Netrin-1 protein expression was found in normal kidney localized mostly in the endothelium consistent with in vitro finding that netrin-1 is highly expressed in renal microvascular endothelial cells. Within 3 h after reperfusion, the endothelial staining decreased and netrin-1 began to appear in tubular epithelial cells. The signal for netrin-1 upregulation in the tubular epithelial cell is not known. Since netrin-1 mRNA did not increase in concert with protein abundance, netrin-1 production by epithelial cells may be regulated at the translational level. We previously showed that production of TNF-α by renal epithelial cells is also under translational regulation (19). However, the physiological role of epithelial netrin-1 in renal injury is unclear. Studies using tissue-specific deletion of netrin-1 may be needed to address this issue.
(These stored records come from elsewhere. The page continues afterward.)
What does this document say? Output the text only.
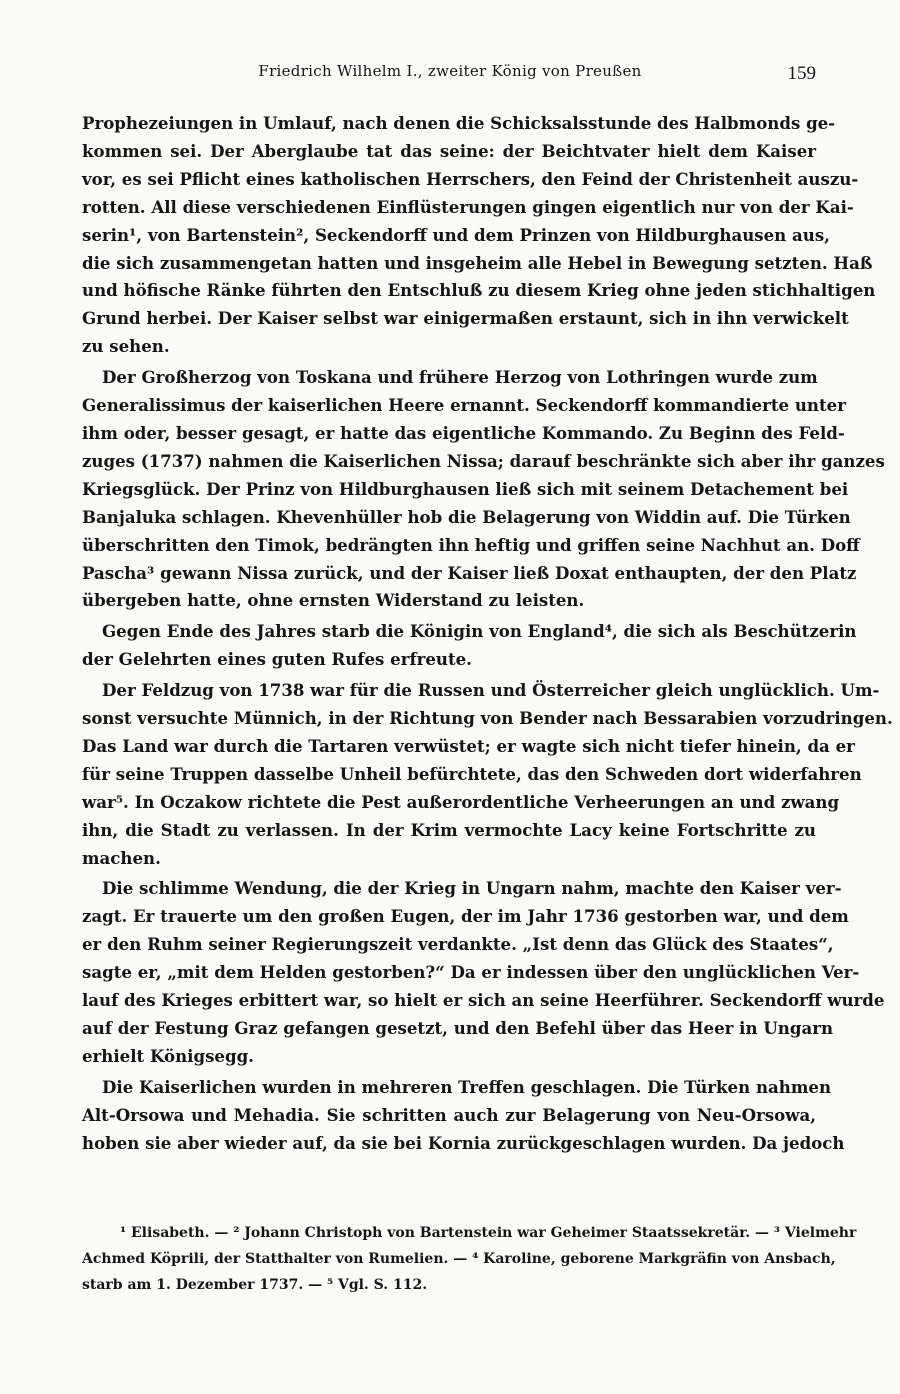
Friedrich Wilhelm I., zweiter König von Preußen	159
Prophezeiungen in Umlauf, nach denen die Schicksalsstunde des Halbmonds ge-
kommen sei. Der Aberglaube tat das seine: der Beichtvater hielt dem Kaiser
vor, es sei Pflicht eines katholischen Herrschers, den Feind der Christenheit auszu-
rotten. All diese verschiedenen Einflüsterungen gingen eigentlich nur von der Kai-
serin¹, von Bartenstein², Seckendorff und dem Prinzen von Hildburghausen aus,
die sich zusammengetan hatten und insgeheim alle Hebel in Bewegung setzten. Haß
und höfische Ränke führten den Entschluß zu diesem Krieg ohne jeden stichhaltigen
Grund herbei. Der Kaiser selbst war einigermaßen erstaunt, sich in ihn verwickelt
zu sehen.
Der Großherzog von Toskana und frühere Herzog von Lothringen wurde zum
Generalissimus der kaiserlichen Heere ernannt. Seckendorff kommandierte unter
ihm oder, besser gesagt, er hatte das eigentliche Kommando. Zu Beginn des Feld-
zuges (1737) nahmen die Kaiserlichen Nissa; darauf beschränkte sich aber ihr ganzes
Kriegsglück. Der Prinz von Hildburghausen ließ sich mit seinem Detachement bei
Banjaluka schlagen. Khevenhüller hob die Belagerung von Widdin auf. Die Türken
überschritten den Timok, bedrängten ihn heftig und griffen seine Nachhut an. Doff
Pascha³ gewann Nissa zurück, und der Kaiser ließ Doxat enthaupten, der den Platz
übergeben hatte, ohne ernsten Widerstand zu leisten.
Gegen Ende des Jahres starb die Königin von England⁴, die sich als Beschützerin
der Gelehrten eines guten Rufes erfreute.
Der Feldzug von 1738 war für die Russen und Österreicher gleich unglücklich. Um-
sonst versuchte Münnich, in der Richtung von Bender nach Bessarabien vorzudringen.
Das Land war durch die Tartaren verwüstet; er wagte sich nicht tiefer hinein, da er
für seine Truppen dasselbe Unheil befürchtete, das den Schweden dort widerfahren
war⁵. In Oczakow richtete die Pest außerordentliche Verheerungen an und zwang
ihn, die Stadt zu verlassen. In der Krim vermochte Lacy keine Fortschritte zu
machen.
Die schlimme Wendung, die der Krieg in Ungarn nahm, machte den Kaiser ver-
zagt. Er trauerte um den großen Eugen, der im Jahr 1736 gestorben war, und dem
er den Ruhm seiner Regierungszeit verdankte. „Ist denn das Glück des Staates“,
sagte er, „mit dem Helden gestorben?“ Da er indessen über den unglücklichen Ver-
lauf des Krieges erbittert war, so hielt er sich an seine Heerführer. Seckendorff wurde
auf der Festung Graz gefangen gesetzt, und den Befehl über das Heer in Ungarn
erhielt Königsegg.
Die Kaiserlichen wurden in mehreren Treffen geschlagen. Die Türken nahmen
Alt-Orsowa und Mehadia. Sie schritten auch zur Belagerung von Neu-Orsowa,
hoben sie aber wieder auf, da sie bei Kornia zurückgeschlagen wurden. Da jedoch
¹ Elisabeth. — ² Johann Christoph von Bartenstein war Geheimer Staatssekretär. — ³ Vielmehr
Achmed Köprili, der Statthalter von Rumelien. — ⁴ Karoline, geborene Markgräfin von Ansbach,
starb am 1. Dezember 1737. — ⁵ Vgl. S. 112.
In summary, all three netrins and two receptors (DCC and UNC5b) were expressed in the normal mouse kidney. Netrin-1 was localized in the interstitium consistent with vascular endothelial expression, whereas netrin-4 was localized in the tubular basement membrane. In response to I/R, netrin-1 expression was downregulated in the subendothelial matrix but upregulated in tubular epithelial cells. Administration of recombinant netrin-1 improved ischemia-induced renal dysfunction, perhaps by reducing chemokine expression and leukocyte infiltration. Since previous studies suggest a role for netrin-1 in maintaining vascular endothelial function (17), netrin may have some utility as therapeutic agent in ischemic renal injury and other kidney diseases involving microvascular dysfunction, such as diabetic nephropathy. In addition, the role of urinary netrin-1 measurement for the early diagnosis of AKI is addressed in a companion paper to this report (20a).

Acknowledgments

GRANTS

This work was supported in part by an Alyce Spector Research Grant from the Kidney Foundation of Central Pennsylvania to G. Ramesh and National Institute of Diabetes and Digestive and Kidney Diseases Grant RO1-DK-063120 to W. Brian Reeves.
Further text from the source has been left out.